Peer-to-peer Data Networks (PDNs) are large-scale, self-organizing, distributed query processing systems. Familiar examples of PDN are peer-to-peer file-sharing networks, which support exact-match search queries to locate user-requested files. In this paper, we formalize the more general problem of similarity-search in PDNs, and propose a family of distributed access methods, termed Small-World Access Methods (SWAM), for efficient execution of various similarity-search queries, namely exact-match, range, and k-nearest-neighbor queries.
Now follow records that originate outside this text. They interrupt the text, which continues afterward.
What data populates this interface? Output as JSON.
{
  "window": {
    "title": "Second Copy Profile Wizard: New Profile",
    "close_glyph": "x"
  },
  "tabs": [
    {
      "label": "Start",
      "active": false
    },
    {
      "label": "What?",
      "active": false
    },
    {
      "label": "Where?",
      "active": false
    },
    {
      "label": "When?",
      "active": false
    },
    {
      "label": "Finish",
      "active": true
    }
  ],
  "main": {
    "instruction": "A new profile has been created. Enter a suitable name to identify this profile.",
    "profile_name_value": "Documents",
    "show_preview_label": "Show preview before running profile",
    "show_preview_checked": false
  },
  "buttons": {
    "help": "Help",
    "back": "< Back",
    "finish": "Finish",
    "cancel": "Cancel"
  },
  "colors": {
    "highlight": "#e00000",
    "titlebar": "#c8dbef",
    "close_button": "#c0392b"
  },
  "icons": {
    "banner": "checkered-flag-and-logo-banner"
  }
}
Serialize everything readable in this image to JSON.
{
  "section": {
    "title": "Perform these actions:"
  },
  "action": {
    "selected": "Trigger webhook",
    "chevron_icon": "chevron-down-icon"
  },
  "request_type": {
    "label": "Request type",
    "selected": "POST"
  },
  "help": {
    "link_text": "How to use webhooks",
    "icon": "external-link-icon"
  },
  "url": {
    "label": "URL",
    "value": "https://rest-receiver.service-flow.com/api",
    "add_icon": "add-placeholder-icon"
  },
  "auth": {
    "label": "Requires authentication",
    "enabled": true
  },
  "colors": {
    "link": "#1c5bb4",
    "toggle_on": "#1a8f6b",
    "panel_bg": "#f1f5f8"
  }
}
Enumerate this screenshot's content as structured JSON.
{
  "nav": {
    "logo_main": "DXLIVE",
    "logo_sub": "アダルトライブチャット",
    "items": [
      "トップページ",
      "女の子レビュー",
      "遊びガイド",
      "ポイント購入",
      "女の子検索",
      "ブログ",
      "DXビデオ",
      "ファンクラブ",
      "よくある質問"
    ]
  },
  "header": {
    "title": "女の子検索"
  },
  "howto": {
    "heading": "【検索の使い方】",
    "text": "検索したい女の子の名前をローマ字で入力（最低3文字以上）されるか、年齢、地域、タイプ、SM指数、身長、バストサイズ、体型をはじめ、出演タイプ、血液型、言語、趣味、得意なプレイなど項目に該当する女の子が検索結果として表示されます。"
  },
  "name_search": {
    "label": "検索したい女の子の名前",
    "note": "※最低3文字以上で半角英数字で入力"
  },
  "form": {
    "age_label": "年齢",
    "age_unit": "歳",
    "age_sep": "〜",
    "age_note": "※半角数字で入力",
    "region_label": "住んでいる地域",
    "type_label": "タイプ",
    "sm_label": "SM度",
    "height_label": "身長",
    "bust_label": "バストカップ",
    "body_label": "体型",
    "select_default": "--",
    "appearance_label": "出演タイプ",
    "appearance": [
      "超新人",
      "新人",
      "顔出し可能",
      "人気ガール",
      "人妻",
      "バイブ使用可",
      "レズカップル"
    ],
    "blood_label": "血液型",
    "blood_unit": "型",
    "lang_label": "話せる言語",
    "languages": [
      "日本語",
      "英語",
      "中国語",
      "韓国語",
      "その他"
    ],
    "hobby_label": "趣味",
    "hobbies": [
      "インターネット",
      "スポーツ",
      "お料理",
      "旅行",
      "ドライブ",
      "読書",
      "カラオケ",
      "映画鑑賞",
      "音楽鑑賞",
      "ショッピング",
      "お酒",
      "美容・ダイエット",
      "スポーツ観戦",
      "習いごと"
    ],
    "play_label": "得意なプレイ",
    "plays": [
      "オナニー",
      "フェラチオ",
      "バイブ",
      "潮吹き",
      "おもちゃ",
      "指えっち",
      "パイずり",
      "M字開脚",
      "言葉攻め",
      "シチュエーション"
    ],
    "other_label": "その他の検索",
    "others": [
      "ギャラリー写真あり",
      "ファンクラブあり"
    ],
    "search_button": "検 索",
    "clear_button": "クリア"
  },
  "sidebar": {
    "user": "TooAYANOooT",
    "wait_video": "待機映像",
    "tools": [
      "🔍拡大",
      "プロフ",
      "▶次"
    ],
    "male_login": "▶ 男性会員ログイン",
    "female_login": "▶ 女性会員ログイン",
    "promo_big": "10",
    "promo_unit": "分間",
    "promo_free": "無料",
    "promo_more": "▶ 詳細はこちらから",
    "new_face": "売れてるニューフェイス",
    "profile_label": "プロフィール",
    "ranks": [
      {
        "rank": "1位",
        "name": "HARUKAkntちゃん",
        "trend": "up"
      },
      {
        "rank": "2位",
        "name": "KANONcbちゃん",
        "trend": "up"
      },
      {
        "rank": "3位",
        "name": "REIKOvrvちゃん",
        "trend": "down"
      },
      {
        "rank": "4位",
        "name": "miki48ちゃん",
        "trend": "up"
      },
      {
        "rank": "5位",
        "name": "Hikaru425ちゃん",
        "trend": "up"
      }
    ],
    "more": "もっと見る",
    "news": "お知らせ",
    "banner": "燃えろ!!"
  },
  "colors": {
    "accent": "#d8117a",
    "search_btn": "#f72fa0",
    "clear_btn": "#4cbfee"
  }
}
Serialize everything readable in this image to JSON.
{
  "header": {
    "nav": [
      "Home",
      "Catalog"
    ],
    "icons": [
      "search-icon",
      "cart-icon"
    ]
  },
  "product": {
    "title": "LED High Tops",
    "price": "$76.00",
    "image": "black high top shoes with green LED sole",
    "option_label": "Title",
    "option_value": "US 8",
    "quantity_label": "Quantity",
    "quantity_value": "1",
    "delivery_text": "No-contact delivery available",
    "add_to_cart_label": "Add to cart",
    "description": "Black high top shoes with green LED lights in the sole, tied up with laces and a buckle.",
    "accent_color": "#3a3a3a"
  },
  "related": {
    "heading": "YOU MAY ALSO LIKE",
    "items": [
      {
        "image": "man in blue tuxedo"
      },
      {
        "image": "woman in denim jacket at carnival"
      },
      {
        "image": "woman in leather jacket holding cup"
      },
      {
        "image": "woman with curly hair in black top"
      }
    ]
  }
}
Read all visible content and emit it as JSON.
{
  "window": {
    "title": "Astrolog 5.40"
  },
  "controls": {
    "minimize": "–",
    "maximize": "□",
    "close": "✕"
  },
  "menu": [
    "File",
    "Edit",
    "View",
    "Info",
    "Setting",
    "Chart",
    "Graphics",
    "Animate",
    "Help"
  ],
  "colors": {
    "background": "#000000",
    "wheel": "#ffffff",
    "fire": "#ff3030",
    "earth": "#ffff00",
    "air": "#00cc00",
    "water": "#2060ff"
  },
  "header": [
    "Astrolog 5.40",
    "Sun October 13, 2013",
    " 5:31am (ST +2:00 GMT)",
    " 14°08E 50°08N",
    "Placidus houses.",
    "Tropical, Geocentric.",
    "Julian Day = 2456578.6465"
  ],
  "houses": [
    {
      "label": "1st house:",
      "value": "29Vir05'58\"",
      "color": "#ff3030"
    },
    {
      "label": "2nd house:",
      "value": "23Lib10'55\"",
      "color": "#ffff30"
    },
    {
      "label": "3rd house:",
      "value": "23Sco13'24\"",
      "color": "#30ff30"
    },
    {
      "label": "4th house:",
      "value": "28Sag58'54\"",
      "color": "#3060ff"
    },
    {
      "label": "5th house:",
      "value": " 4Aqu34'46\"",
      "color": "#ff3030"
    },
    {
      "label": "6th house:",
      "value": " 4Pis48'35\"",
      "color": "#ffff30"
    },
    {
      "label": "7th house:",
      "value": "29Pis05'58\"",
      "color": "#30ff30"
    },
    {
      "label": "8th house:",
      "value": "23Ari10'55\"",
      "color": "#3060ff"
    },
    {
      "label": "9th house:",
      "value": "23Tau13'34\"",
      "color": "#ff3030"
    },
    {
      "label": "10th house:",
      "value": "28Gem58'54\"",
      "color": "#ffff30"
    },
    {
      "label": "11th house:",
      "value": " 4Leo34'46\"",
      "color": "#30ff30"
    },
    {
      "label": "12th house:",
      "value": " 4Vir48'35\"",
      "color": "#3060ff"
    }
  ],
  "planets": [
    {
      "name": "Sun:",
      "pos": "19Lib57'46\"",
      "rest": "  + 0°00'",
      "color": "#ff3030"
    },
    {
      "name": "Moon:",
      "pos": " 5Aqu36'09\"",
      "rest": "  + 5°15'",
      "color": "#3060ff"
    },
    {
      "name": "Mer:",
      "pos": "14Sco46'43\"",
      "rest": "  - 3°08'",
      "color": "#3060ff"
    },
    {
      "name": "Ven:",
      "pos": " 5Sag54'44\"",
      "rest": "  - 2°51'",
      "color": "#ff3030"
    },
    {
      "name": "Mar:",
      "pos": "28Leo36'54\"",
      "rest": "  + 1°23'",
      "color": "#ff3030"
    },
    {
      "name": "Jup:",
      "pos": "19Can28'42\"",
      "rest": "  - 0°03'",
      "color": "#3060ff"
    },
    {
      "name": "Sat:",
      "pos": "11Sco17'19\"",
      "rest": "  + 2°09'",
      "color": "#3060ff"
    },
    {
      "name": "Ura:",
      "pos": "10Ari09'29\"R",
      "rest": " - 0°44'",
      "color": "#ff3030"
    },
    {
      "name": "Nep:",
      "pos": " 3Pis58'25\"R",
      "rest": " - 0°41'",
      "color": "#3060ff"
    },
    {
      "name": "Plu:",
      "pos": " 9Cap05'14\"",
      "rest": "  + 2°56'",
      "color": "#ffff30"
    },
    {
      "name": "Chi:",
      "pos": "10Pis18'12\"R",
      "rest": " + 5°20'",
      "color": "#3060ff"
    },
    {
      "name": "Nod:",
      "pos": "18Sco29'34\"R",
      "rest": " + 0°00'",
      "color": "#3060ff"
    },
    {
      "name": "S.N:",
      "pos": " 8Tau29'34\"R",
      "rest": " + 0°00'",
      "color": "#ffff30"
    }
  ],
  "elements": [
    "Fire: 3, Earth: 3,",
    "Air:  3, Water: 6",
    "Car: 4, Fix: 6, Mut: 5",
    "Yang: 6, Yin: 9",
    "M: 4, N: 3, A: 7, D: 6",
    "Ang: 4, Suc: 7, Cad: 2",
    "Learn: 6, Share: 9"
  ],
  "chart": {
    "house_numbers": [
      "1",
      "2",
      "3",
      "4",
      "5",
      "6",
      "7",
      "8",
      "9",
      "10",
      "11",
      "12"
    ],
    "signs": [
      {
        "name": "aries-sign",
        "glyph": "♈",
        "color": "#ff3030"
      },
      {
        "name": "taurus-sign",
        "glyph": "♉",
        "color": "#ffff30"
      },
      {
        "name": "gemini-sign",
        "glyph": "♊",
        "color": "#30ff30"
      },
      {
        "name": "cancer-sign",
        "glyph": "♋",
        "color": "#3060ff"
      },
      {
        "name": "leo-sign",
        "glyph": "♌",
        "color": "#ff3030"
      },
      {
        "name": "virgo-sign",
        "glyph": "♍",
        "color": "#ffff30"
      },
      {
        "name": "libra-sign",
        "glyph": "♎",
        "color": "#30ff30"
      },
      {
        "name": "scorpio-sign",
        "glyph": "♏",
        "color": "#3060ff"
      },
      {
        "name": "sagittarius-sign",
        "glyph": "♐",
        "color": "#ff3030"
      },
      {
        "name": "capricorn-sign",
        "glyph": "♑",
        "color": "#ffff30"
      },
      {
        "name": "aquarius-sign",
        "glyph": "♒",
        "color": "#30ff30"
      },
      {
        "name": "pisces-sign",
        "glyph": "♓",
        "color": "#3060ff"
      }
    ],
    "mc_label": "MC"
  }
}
Unlike its predecessors, i.e., LH* and DHTs, SWAM does not control the assignment of data objects to PDN nodes; each node autonomously stores its own data. Besides, SWAM supports all similarity-search queries on multiple attributes. SWAM guarantees that the query object will be found (if it exists in the network) in average time logarithmically proportional to the network size. Moreover, once the query object is found, all the similar objects would be in its proximate network neighborhood and hence enabling efficient range and k-nearest-neighbor queries. As a specific instance of SWAM, we propose SWAM-V, a Voronoi-based SWAM that indexes PDNs with multi-attribute data objects. For a PDN with N nodes SWAM-V has query time, communication cost, and computation cost of O(log N) for exact-match queries, and O(log N + sN) and O(log N + k) for range queries (with selectivity s) and kNN queries, respectively. Our experiments show that SWAM-V consistently outperforms a similarity-search enabled version of CAN in query time and communication cost by a factor of 2 to 3.